クモ膜下出血は医療が介在しなければ確実に死ぬ病気である。いち早く見つけてもらうことが大事だ。3年前の寒い日の午後、私は自宅近くの路上でロードバイクを漕いでいる最中に、激しい頭痛を覚えた。これ以上漕いだら危険だと感じた。自らロードバイクから降り路肩に横たわった。助けを求める間もなく意識レベルが低下した。気づいたら、近所の人たちや通りかかった車の人たちに介抱されていた。ほどなく救急車で搬送された。
もし自宅で発症していたらどうだろう。私は自室ベッドで寝る事を選んだだろう。その時家族は居なかったなら、発見された時は死体になっていただろう。家族が居ても、寝ているものとして暫くは放っておかれただろう。
車の運転中で発症したらどうだろう。事故を起こしたかもしれない。40年前、私の祖父は運転中にクモ膜下出血を発症した。その時は道路に面した家屋の壁に車ごと激突した。通行人が居なかったのが不幸中の幸いだった。
学会や宴会など出先で発症したらどうだろう。自分で「クモ膜下だ」と診断する余裕はない。むしろ「大ごとにならなければ良い」と言う心理が働きトイレに籠もってしまうのではないか。これでも手遅れだ。
私のクモ膜下出血は白昼の人家近くの路上で発症した。もっとも見つかりやすい状況であった。しかも近所であったため私の素性もすぐ判明した。脳外科の先生に適切な手術をしてもらった。

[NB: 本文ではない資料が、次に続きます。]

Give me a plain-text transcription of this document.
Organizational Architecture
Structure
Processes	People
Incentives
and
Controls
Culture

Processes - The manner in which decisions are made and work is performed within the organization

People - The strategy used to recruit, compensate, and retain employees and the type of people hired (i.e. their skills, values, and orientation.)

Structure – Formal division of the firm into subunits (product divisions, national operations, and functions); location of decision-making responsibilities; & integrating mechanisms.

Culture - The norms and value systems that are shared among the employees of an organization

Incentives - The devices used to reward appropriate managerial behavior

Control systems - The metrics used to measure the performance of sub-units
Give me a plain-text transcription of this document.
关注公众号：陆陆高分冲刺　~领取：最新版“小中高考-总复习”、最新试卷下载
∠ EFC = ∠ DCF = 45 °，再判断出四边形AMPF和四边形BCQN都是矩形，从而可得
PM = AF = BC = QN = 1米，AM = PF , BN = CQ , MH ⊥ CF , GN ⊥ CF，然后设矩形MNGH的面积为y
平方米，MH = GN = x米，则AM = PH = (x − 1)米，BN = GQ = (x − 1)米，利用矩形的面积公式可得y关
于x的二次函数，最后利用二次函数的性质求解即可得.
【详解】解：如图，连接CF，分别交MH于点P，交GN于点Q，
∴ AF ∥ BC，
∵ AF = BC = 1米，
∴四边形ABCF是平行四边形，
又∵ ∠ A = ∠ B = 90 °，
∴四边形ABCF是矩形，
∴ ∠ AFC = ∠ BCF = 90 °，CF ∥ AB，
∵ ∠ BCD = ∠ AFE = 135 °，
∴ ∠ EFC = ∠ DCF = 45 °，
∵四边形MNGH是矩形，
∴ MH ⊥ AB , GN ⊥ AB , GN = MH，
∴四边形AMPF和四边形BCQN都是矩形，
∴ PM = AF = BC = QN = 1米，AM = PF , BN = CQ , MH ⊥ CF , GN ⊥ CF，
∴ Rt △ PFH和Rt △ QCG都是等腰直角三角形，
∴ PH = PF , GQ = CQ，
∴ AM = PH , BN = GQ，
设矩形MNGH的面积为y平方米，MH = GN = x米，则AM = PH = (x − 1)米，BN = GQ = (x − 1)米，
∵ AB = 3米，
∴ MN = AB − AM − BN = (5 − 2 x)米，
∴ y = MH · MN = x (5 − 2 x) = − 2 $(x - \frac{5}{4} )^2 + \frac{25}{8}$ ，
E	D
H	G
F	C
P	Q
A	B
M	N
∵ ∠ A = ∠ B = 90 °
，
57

プロ野球のジャイアンツのコーチがクモ膜下出血で亡くなった。彼も私と同じように白昼公衆の面前で倒れた。彼に天命はなかった、などと言う気はさらさらない。
私も急性期の手術のあと、生命の危機に再三曝された。生死はさておき、復職を諦めた時期もあった。春のきざしが見えてきたある日の午後であった。半ば唐突に復活の狼煙が上がった。夕方回診に来てくれた主治医は「想定内だ」と強がりながらも、「神様は居るのかもしれない」と泣いて喜んでくれた。 二ヶ月間重く立ち込めていた霧は、その狼煙によって追い払われたのだった。
神様は居るのかもしれない。少なくとも「お前の仕事はまだまだだ」とこの世に生き残されたのが、私に対する天命ということであろう。